Up until now, Luis Valbuena’s major league career has not been very noteworthy. He never hit above .250 and posted the best wins above replacement of his career as a 27-year-old last year (1.0). This season, however, is much different.

Valbuena is batting .284 with a  0.382 on-base percentage and 0.458 slugging and a 132 wRC+, which means he has created 32 percent more runs than the league average after adjusting for the park and league he plays in.

“Nothing different,” Valbuena said of his success last month. “I’m looking for my pitch and being aggressive in the zone.”

There is plenty different, but it has nothing to do with looking for pitches or being more aggressive in the zone.

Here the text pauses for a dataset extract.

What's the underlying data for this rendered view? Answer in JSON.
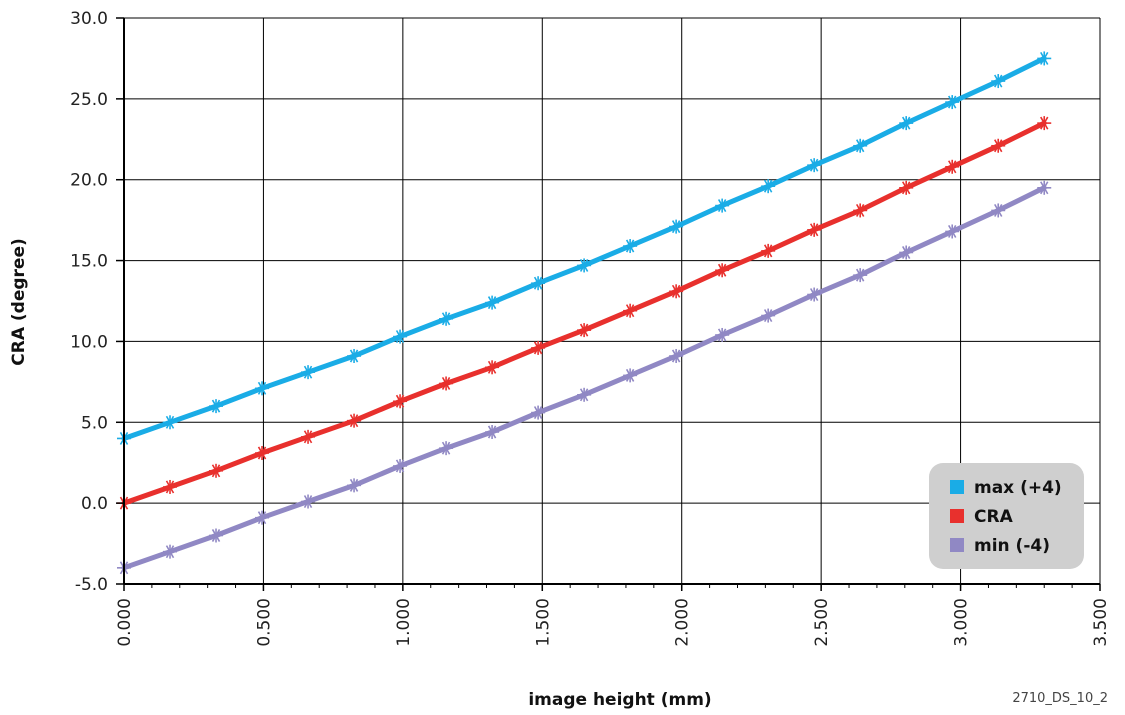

For example, last season he swung at 21 percent of pitches outside of the strike zone and 60.7 percent of those within, this season he is swinging at 21.8 percent and 60 percent, respectively. He isn’t making more contact either.

Here is what is different: Valbuena is finally hitting the “hard” stuff – fastballs, sinkers and cutters. Last season he batted .218 against fastballs and this season is at a robust .308.

And don’t let the high batting average on balls in play (BABIP) fool you: this isn’t good fortune fueling the production, Valbuena is hitting the ball better. Against right-handed pitchers he is hitting line drives on 25 percent of the balls put in play and against lefties 35.3 percent – career highs for both.

Valbuena will cool off from his recent eight-game hot streak (.419 with five doubles, a homer and five RBI) but his improvement is very, very real.